Décisifs centres-villes

La question centrale est de savoir comment garder une attractivité forte face à une métropole qui tend à concentrer les services, relève l'expert. De ce point de vue, le centre-ville apporte une vraie différenciation de l'identité de chaque commune.

"Là se joue l'attachement fort à une ville. Cela passe par un vrai travail de restructuration du centre, martèle-t-il. Il n'y a pas de ville moyenne attractive en termes d'emploi et de démographie si le centre n'est pas lui-même attractif."

Pour les centres-villes, le rapport Marcon a mis l'accent sur les enjeux majeurs que sont la rénovation de l'habitat, pour contrer la paupérisation, et le retour des services non marchands ; est pointé notamment le départ des professions médicales vers les périphéries, lequel fragilise l'offre commerciale en centre-ville. Une autre question majeure est de savoir comment attirer ou faire revenir de jeunes talents partis poursuivre leurs études et débuter leur carrière professionnelle ailleurs.

Vichy parie sur l'identité

La sous-préfecture de l'Allier s'est recentrée sur son identité, fondée sur le thermalisme et le sport. "Nous avons la chance d'être un territoire connu et reconnu à l'international", vante Frédéric Aguilera, le maire de Vichy, en référence à la marque promue aux quatre coins de la planète par L'Oréal.
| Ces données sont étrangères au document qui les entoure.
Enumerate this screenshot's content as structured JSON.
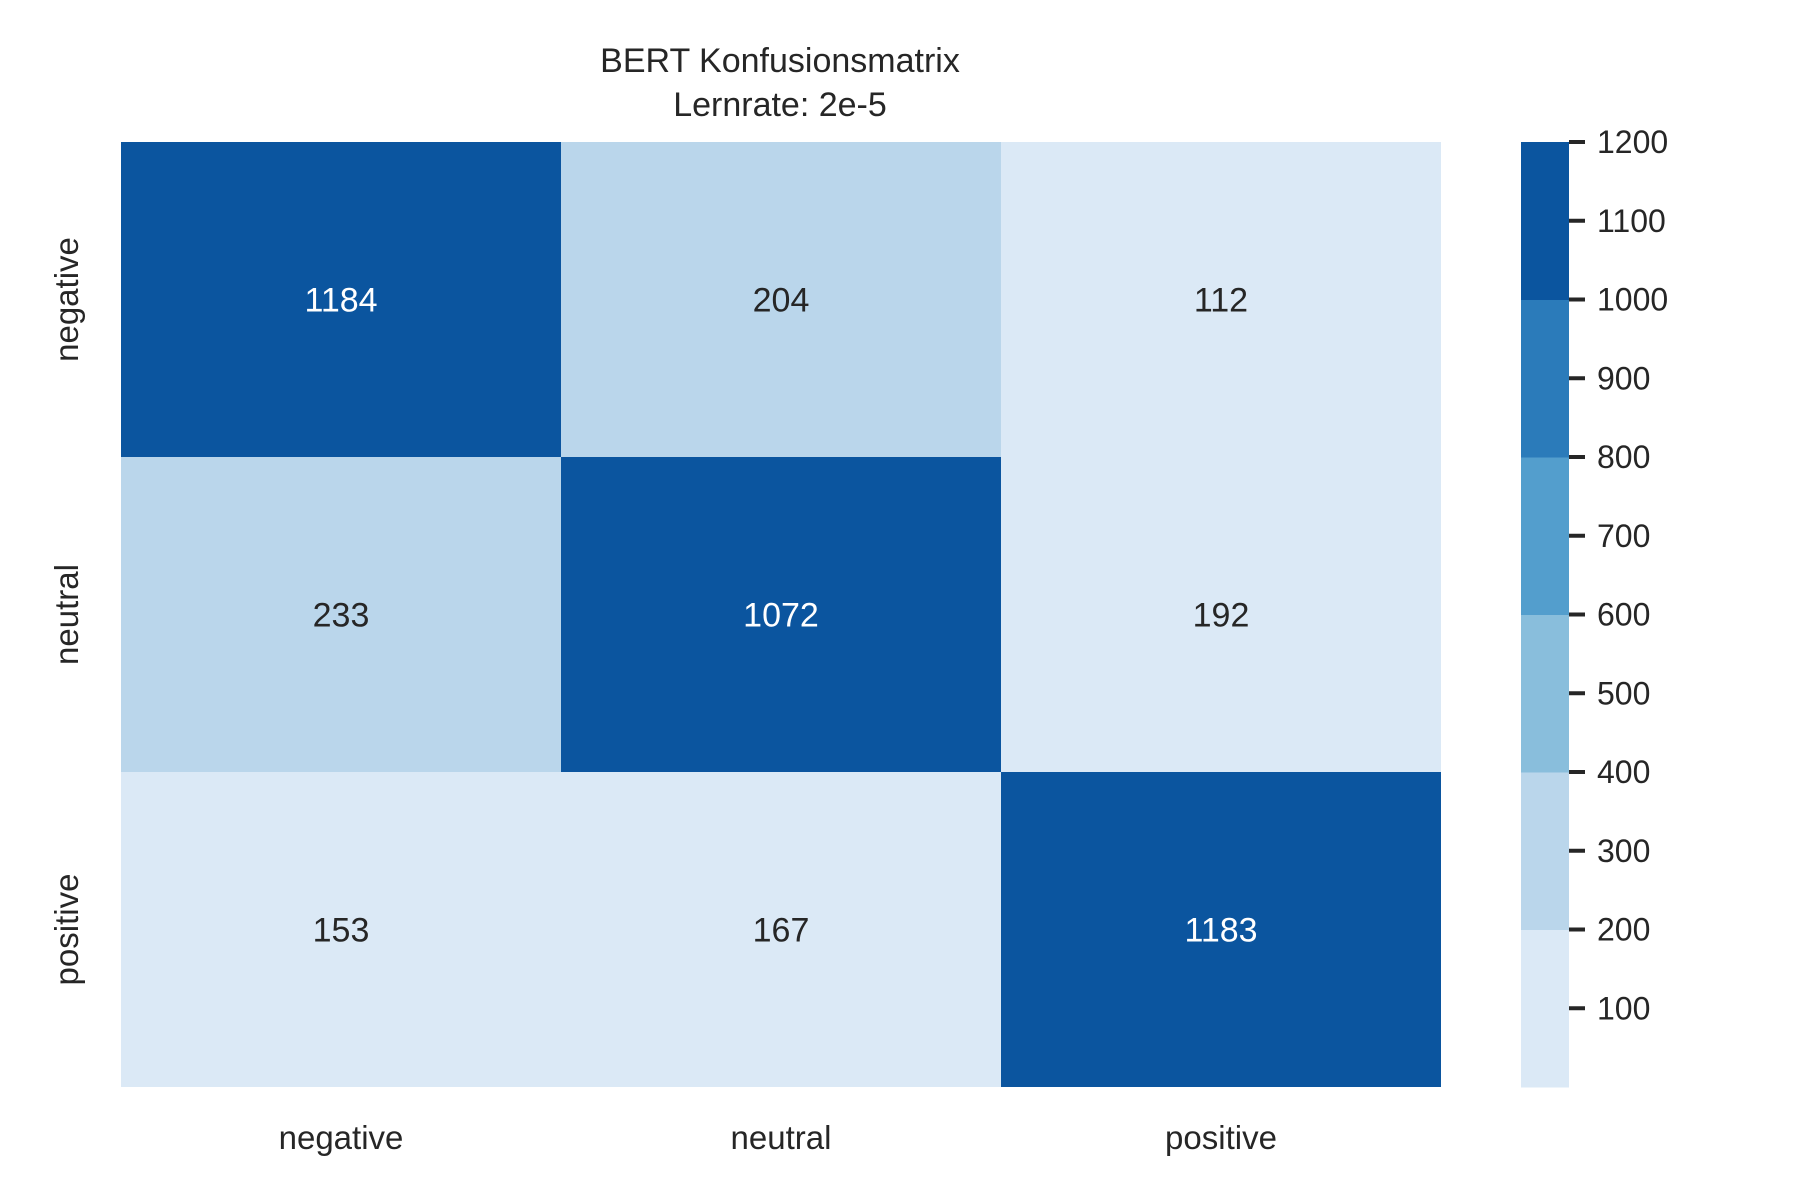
{
  "chart_data": {
    "type": "heatmap",
    "title": "BERT Konfusionsmatrix",
    "subtitle": "Lernrate: 2e-5",
    "x_categories": [
      "negative",
      "neutral",
      "positive"
    ],
    "y_categories": [
      "negative",
      "neutral",
      "positive"
    ],
    "values": [
      [
        1184,
        204,
        112
      ],
      [
        233,
        1072,
        192
      ],
      [
        153,
        167,
        1183
      ]
    ],
    "colorbar": {
      "range": [
        0,
        1200
      ],
      "ticks": [
        "100",
        "200",
        "300",
        "400",
        "500",
        "600",
        "700",
        "800",
        "900",
        "1000",
        "1100",
        "1200"
      ],
      "bands": [
        {
          "from": 0,
          "to": 200,
          "color": "#dbe9f6"
        },
        {
          "from": 200,
          "to": 400,
          "color": "#bad6eb"
        },
        {
          "from": 400,
          "to": 600,
          "color": "#89bedc"
        },
        {
          "from": 600,
          "to": 800,
          "color": "#539ecd"
        },
        {
          "from": 800,
          "to": 1000,
          "color": "#2b7bba"
        },
        {
          "from": 1000,
          "to": 1200,
          "color": "#0b559f"
        }
      ]
    },
    "colors": {
      "text_dark": "#262626",
      "text_light": "#ffffff",
      "tick_mark": "#262626"
    },
    "grid": false
  }
}
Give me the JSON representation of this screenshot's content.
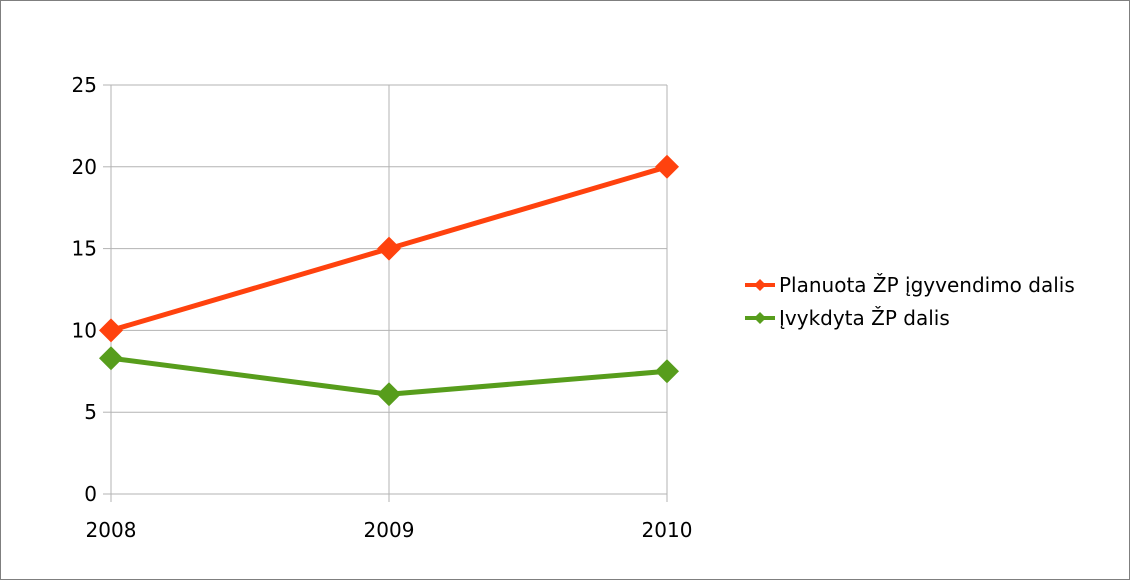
{
  "chart_data": {
    "type": "line",
    "title": "",
    "xlabel": "",
    "ylabel": "",
    "categories": [
      "2008",
      "2009",
      "2010"
    ],
    "ylim": [
      0,
      25
    ],
    "yticks": [
      0,
      5,
      10,
      15,
      20,
      25
    ],
    "grid": true,
    "legend_position": "right",
    "series": [
      {
        "name": "Planuota ŽP įgyvendimo dalis",
        "values": [
          10,
          15,
          20
        ],
        "color": "#ff420e",
        "marker": "diamond"
      },
      {
        "name": "Įvykdyta ŽP dalis",
        "values": [
          8.3,
          6.1,
          7.5
        ],
        "color": "#579d1c",
        "marker": "diamond"
      }
    ]
  }
}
Son attractivité repose sur le renforcement de ses fondamentaux.

Et au moment où le sport pèse désormais autant de nuitées que le thermalisme, "nous travaillons à la convergence entre les deux, détaille-t-il. Cela nous permet de mieux nous vendre sur les secteurs économiques industriels et d'attirer les cadres d'entreprises". Le deuxième bassin industriel de l'Auvergne peut ainsi compter sur la filière de la maroquinerie, avec la présence de Vuitton et d'Hermès, pour équilibrer son activité économique.

Vichy a tablé sur la mise en commun avec ses voisins en s'engageant dans la création du pôle métropolitain Clermont Vichy Auvergne, avec 11 autres intercommunalités. La naissance de la grande région Auvergne-Rhône-Alpes a rendu "plus facile la coordination de nos intercommunalités", souligne Frédéric Aguilera, également président du pôle métropolitain. Avant nous n'en voyions pas l'utilité, aujourd'hui, nous n'avons pas le choix, reconnaît-il. Si nous ne discutions pas entre nous, nous étions morts. Nous devions nous fédérer pour être entendus".

"La stratégie de Vichy est la bonne, salue Jean-Charles Édouard, professeur au Centre d'études et de recherches appliquées au Massif central, à la moyenne montagne et aux espaces fragiles (CERAMAC) de l'université de Clermont Auvergne. Cette ville valorise son patrimoine, tout en jouant la carte de l'intégration économique dans la métropole clermontoise."

La grande région a aussi eu un effet dans l'esprit de ses habitants. Depuis trois ans, la clientèle lyonnaise est devenue plus importante que la clientèle parisienne, pour la première fois, souligne Frédéric Aguilera, qui explique ce mouvement par une curiosité pour découvrir la nouvelle région. "Les villes moyennes doivent partir de leurs propres forces, en ayant conscience que la proximité d'une dynamique métropolitaine est un atout", ajoute Jean-Charles Édouard.